Emmanuel Daumas continuellement en phase avec la partition et l’action théâtrale
Notre premier contact avec L’Olimpiade remonte à l’enregistrement pionnier de Szekeres Ferenc [Hungaroton 1978], deuxième opéra de Vivaldi paru au disque, succédant à l’Orlando Furioso de Scimone avec Marilyn Horne [Erato ; 1977]. Depuis, après le très oubliable coffret Clemencic [Nuova Era ; 1990], la gravure d’Alessandrini [Opus 111 ; 2002] domine la discographie. Toutefois, au cours de la saison 2021 / 2022, Jean-Christophe Spinosi revient sur cette partition exigeante et conduit l’Ensemble Matheus en tournée pour une série de concerts. Nous eûmes l’occasion d’entendre l’étape lyonnaise, en février 2022, dans le cadre prestigieux des Grands Concerts dédiés au répertoire baroque à la Chapelle de la Trinité et en rendîmes aussitôt compte dans une critique fort louangeuse sur feu Lyon-Newsletter.com.
Ne ménageons pas notre enthousiasme : deux ans et demi plus tard, le faisceau d’impressions ressenties croît en intensité positive, d’autant plus que la connivence entre le chef et un metteur en scène tant cultivé qu’inspiré fait monter d’un considérable cran l’intérêt. Le projet aboutit à une réussite absolue, qui contribue à effacer le souvenir du très contestable spectacle proposé à l’Opéra de Nice fin avril dernier1. À noter cependant qu’il s’agissait alors d’un pasticcio où, parmi la soixantaine d’opéras composés sur ce livret de Pietro Metastasio [Métastase], avaient été retenus des airs tirés de ceux conçus par Caldara, Pergolesi, Hasse, Galuppi…etc. mêlés à ceux de Vivaldi. Ce soir, retour donc au seul opus du maître vénitien.

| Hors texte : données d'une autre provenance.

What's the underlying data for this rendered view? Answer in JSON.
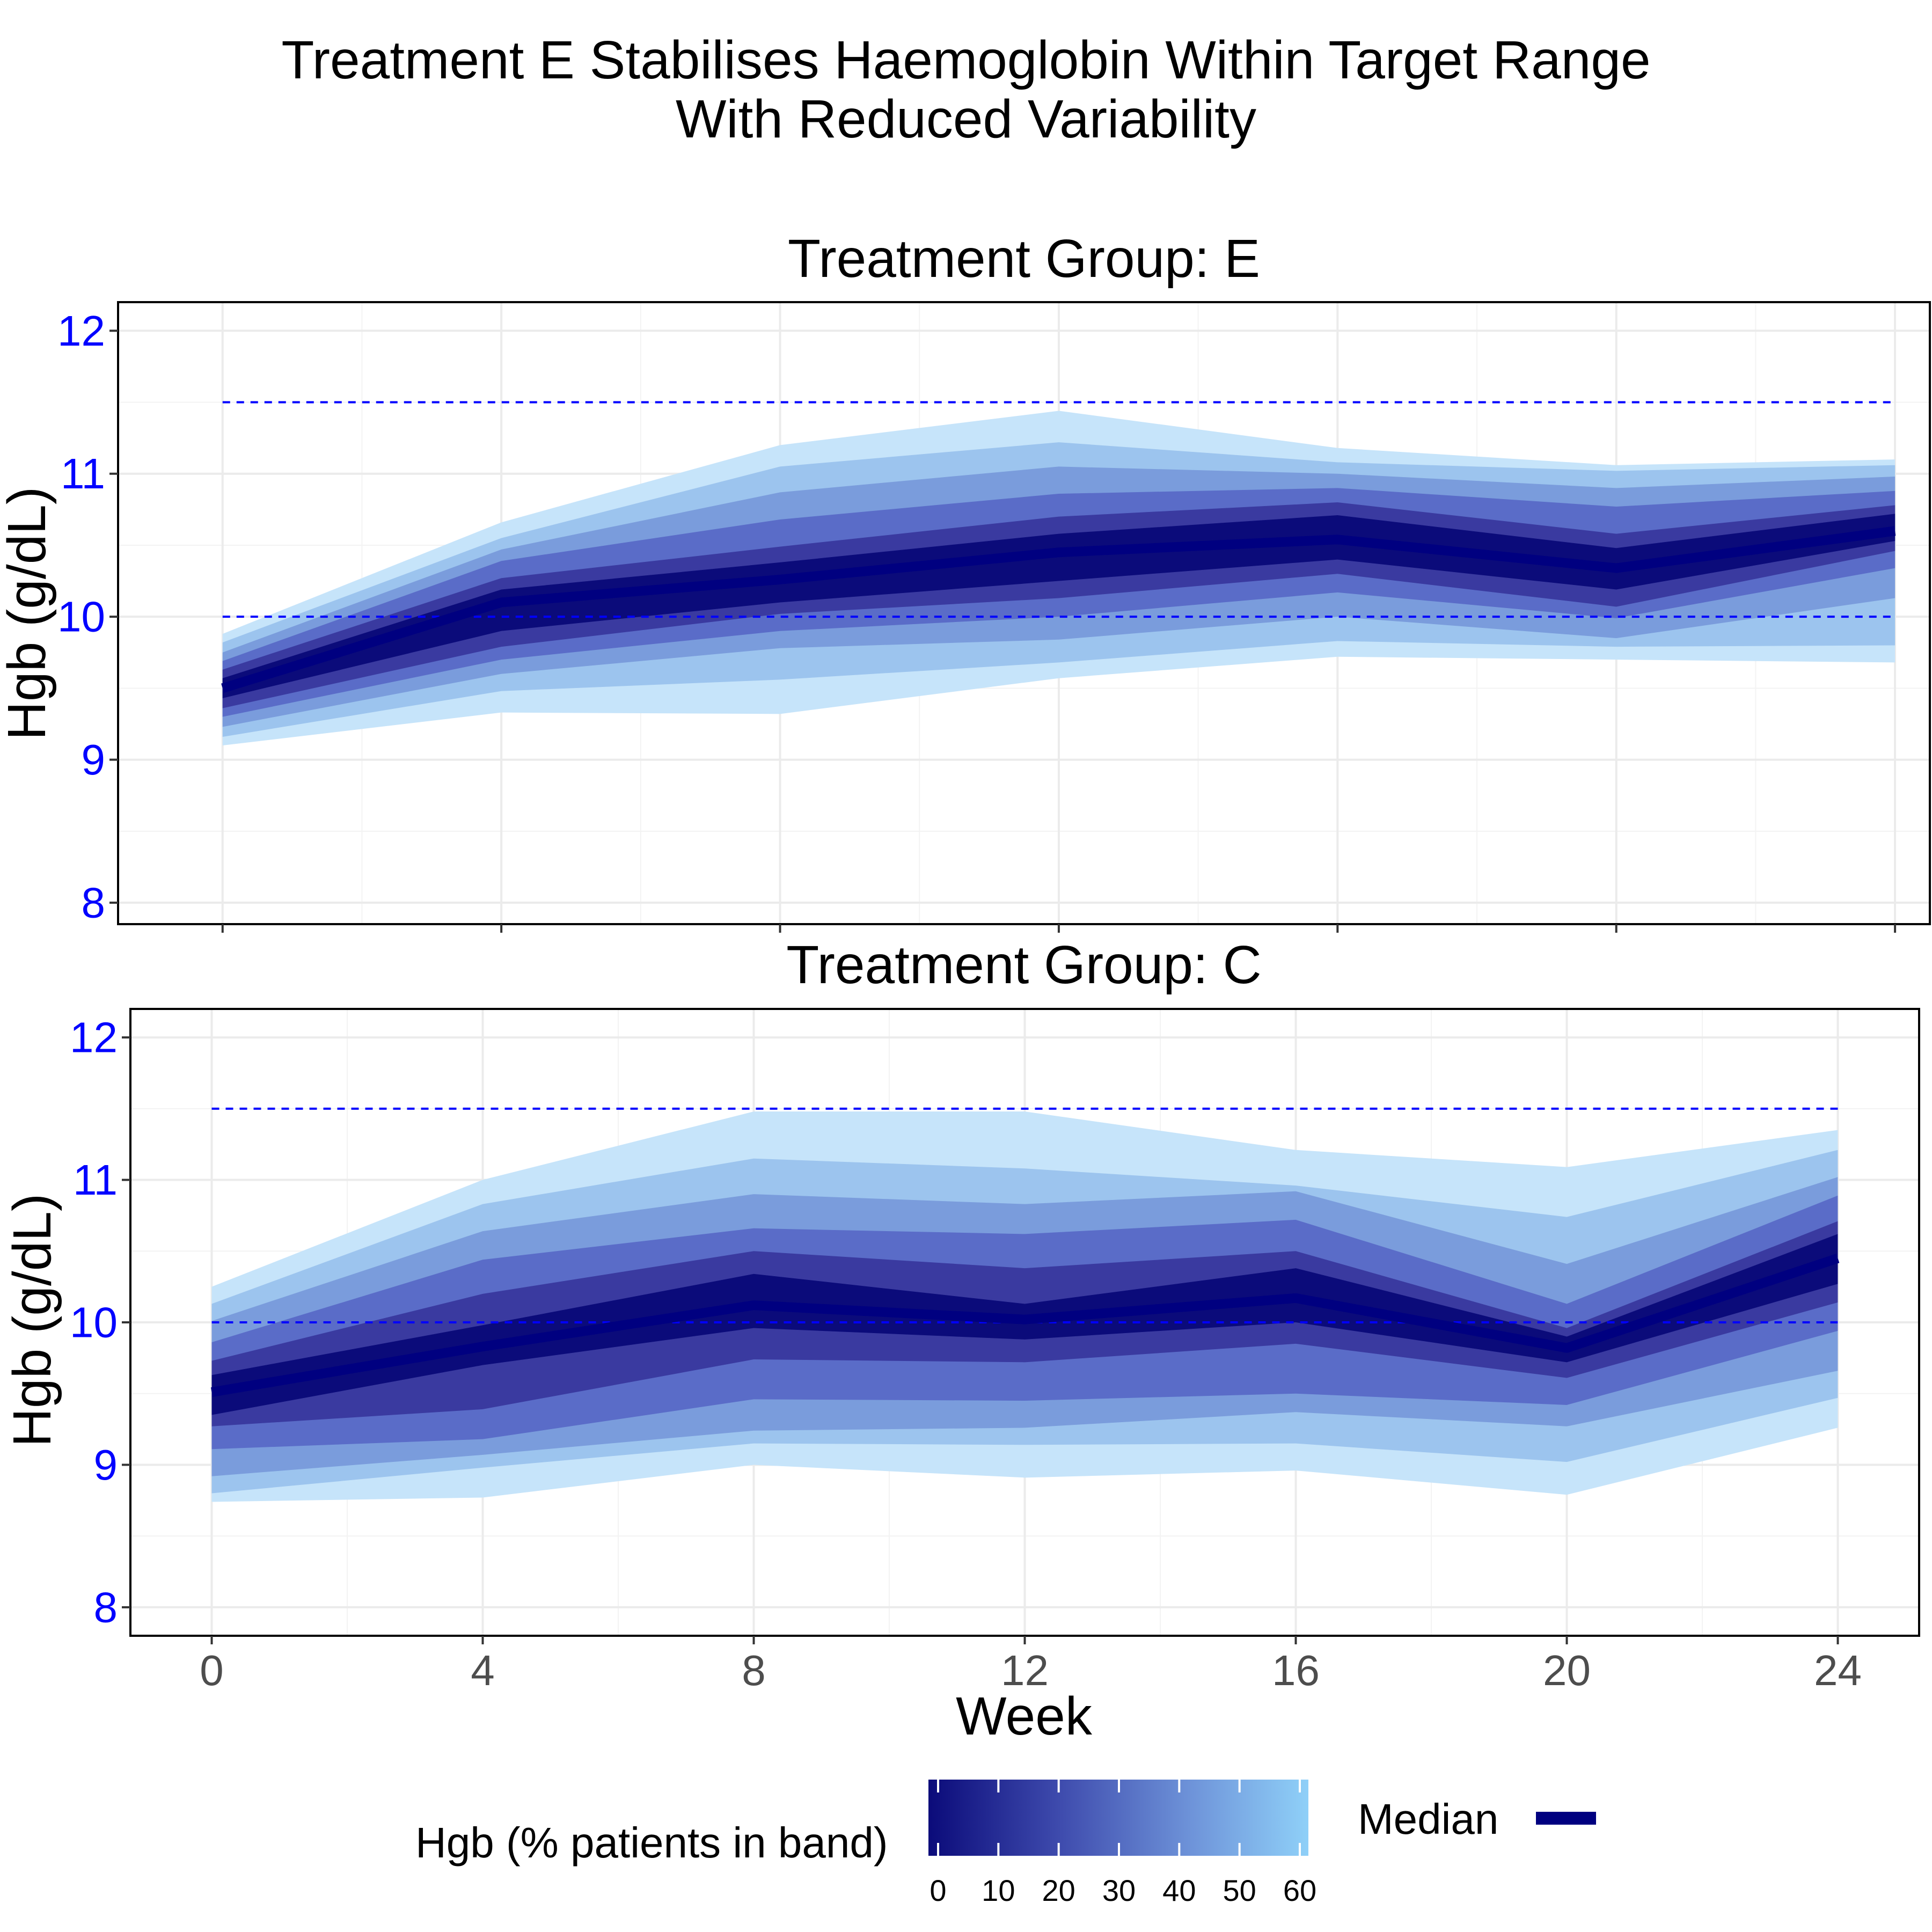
{
  "title_lines": [
    "Treatment E Stabilises Haemoglobin Within Target Range",
    "With Reduced Variability"
  ],
  "colors": {
    "median": "#000080",
    "reference_line": "#0000FF",
    "tick_label_y": "#0000FF",
    "tick_label_x": "#4D4D4D",
    "grid": "#EBEBEB",
    "band_gradient": [
      "#0B0B7A",
      "#3A3AA0",
      "#5A6CC8",
      "#7A9CDC",
      "#9CC4EE",
      "#C6E4FA"
    ]
  },
  "legend": {
    "fill_title": "Hgb (% patients in band)",
    "fill_ticks": [
      "0",
      "10",
      "20",
      "30",
      "40",
      "50",
      "60"
    ],
    "median_label": "Median"
  },
  "chart_data": [
    {
      "type": "area",
      "title": "Treatment Group: E",
      "xlabel": "",
      "ylabel": "Hgb (g/dL)",
      "xlim": [
        -1.5,
        24.5
      ],
      "ylim": [
        7.85,
        12.2
      ],
      "x_ticks": [
        0,
        4,
        8,
        12,
        16,
        20,
        24
      ],
      "y_ticks": [
        8,
        9,
        10,
        11,
        12
      ],
      "x_tick_labels_visible": false,
      "reference_lines": [
        10,
        11.5
      ],
      "grid": true,
      "x": [
        0,
        4,
        8,
        12,
        16,
        20,
        24
      ],
      "median": [
        9.5,
        10.1,
        10.26,
        10.45,
        10.54,
        10.34,
        10.6
      ],
      "bands": [
        {
          "lower": [
            9.1,
            9.33,
            9.32,
            9.57,
            9.72,
            9.7,
            9.68
          ],
          "upper": [
            9.88,
            10.66,
            11.2,
            11.44,
            11.18,
            11.06,
            11.1
          ]
        },
        {
          "lower": [
            9.16,
            9.48,
            9.56,
            9.68,
            9.83,
            9.79,
            9.8
          ],
          "upper": [
            9.82,
            10.55,
            11.05,
            11.22,
            11.08,
            11.02,
            11.06
          ]
        },
        {
          "lower": [
            9.23,
            9.6,
            9.78,
            9.84,
            10.0,
            9.85,
            10.13
          ],
          "upper": [
            9.75,
            10.47,
            10.87,
            11.05,
            11.0,
            10.9,
            10.98
          ]
        },
        {
          "lower": [
            9.3,
            9.7,
            9.9,
            10.0,
            10.17,
            9.99,
            10.34
          ],
          "upper": [
            9.69,
            10.39,
            10.68,
            10.86,
            10.9,
            10.77,
            10.88
          ]
        },
        {
          "lower": [
            9.36,
            9.79,
            10.02,
            10.13,
            10.3,
            10.07,
            10.46
          ],
          "upper": [
            9.63,
            10.27,
            10.49,
            10.7,
            10.8,
            10.58,
            10.78
          ]
        },
        {
          "lower": [
            9.43,
            9.9,
            10.1,
            10.25,
            10.4,
            10.19,
            10.53
          ],
          "upper": [
            9.57,
            10.19,
            10.38,
            10.58,
            10.71,
            10.48,
            10.72
          ]
        }
      ]
    },
    {
      "type": "area",
      "title": "Treatment Group: C",
      "xlabel": "Week",
      "ylabel": "Hgb (g/dL)",
      "xlim": [
        -1.2,
        25.2
      ],
      "ylim": [
        7.8,
        12.2
      ],
      "x_ticks": [
        0,
        4,
        8,
        12,
        16,
        20,
        24
      ],
      "y_ticks": [
        8,
        9,
        10,
        11,
        12
      ],
      "x_tick_labels_visible": true,
      "reference_lines": [
        10,
        11.5
      ],
      "grid": true,
      "x": [
        0,
        4,
        8,
        12,
        16,
        20,
        24
      ],
      "median": [
        9.51,
        9.83,
        10.12,
        10.02,
        10.17,
        9.82,
        10.45
      ],
      "bands": [
        {
          "lower": [
            8.74,
            8.77,
            9.0,
            8.91,
            8.96,
            8.79,
            9.26
          ],
          "upper": [
            10.25,
            11.0,
            11.48,
            11.48,
            11.21,
            11.09,
            11.35
          ]
        },
        {
          "lower": [
            8.8,
            8.98,
            9.15,
            9.14,
            9.15,
            9.02,
            9.47
          ],
          "upper": [
            10.13,
            10.83,
            11.15,
            11.08,
            10.96,
            10.74,
            11.21
          ]
        },
        {
          "lower": [
            8.92,
            9.07,
            9.24,
            9.26,
            9.37,
            9.27,
            9.66
          ],
          "upper": [
            10.01,
            10.64,
            10.9,
            10.83,
            10.92,
            10.41,
            11.02
          ]
        },
        {
          "lower": [
            9.11,
            9.18,
            9.46,
            9.45,
            9.5,
            9.42,
            9.94
          ],
          "upper": [
            9.86,
            10.44,
            10.66,
            10.62,
            10.72,
            10.13,
            10.89
          ]
        },
        {
          "lower": [
            9.27,
            9.39,
            9.74,
            9.72,
            9.85,
            9.61,
            10.14
          ],
          "upper": [
            9.73,
            10.2,
            10.5,
            10.38,
            10.5,
            9.96,
            10.71
          ]
        },
        {
          "lower": [
            9.35,
            9.7,
            9.96,
            9.88,
            10.0,
            9.72,
            10.27
          ],
          "upper": [
            9.63,
            9.98,
            10.34,
            10.13,
            10.38,
            9.9,
            10.62
          ]
        }
      ]
    }
  ]
}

Nos lecteurs connaissant bien, désormais, nos allergies – toujours scientifiquement étayées – vis-à-vis des impostures, supercheries et autres mystifications scénographiques, ils saisiront le bonheur que nous éprouvons à évoquer l’absolue réussite que constitue cette mise en scène. Renouvelant perpétuellement l’intérêt soutenu du spectateur, Emmanuel Daumas demeure continuellement en phase avec la partition et l’action théâtrale. Inventivité et créativité s’inscrivent en maîtres mots de son credo esthétique. Révélant sa compréhension parfaite des codes métastasiens, il s’amuse – et nous amuse – à les détourner plaisamment, toujours avec tendresse. En outre, il n’hésite pas à faire appel aux effets scéniques des bonnes vieilles recettes héritées du théâtre baroque, bannies depuis des lustres par les matérialistes obtus : éclairs, tonnerre, fumigènes, incantations, apparitions de furies et autres créatures fantastiques. Le rêve, la fantaisie retrouvent tous leurs droits, guidés par un fil conducteur très cohérent, tandis que les costumes inspirés de Marie La Rocca mélangent allégrement les époques : maillots sportifs quasi contemporains pour les athlètes (on n’oubliera pas de sitôt la silhouette bodybuildée type “Musclor” arborée par Megacle !), tuniques antiques parfois d’un irrésistible charme érotique (Argene), habits XVIème, XVIIème et XVIIIème siècles très stylisés, voire habilement déstructurés. Ajoutons moult clins d’œil, tel ce castelet de marionnettes ponctuant les plus invraisemblables péripéties antérieures à l’action proprement dite, ou les allusions : ici au Satyricon de Pétrone revu par Fellini, là au mythe d’Icare. Ce, sans omettre, dans un contexte général d’humour au second degré si gentiment déjanté, les judicieux autant qu’envoûtants éclairages de Bruno Marsol ou la chorégraphie de Raphaëlle Delaunay (ajustée rythmiquement à la musique), ainsi qu’un coup de chapeau à l’équipe gérant maquillages, postiches perruques et masques conduite par Cécile Kretschmar. À la réserve près de quelques excessifs bruits de scène parasitant parfois l’écoute, tout respire l’intelligence dans l’exploitation des plus vastes ressources de l’imagination créatrice. Bravissimo !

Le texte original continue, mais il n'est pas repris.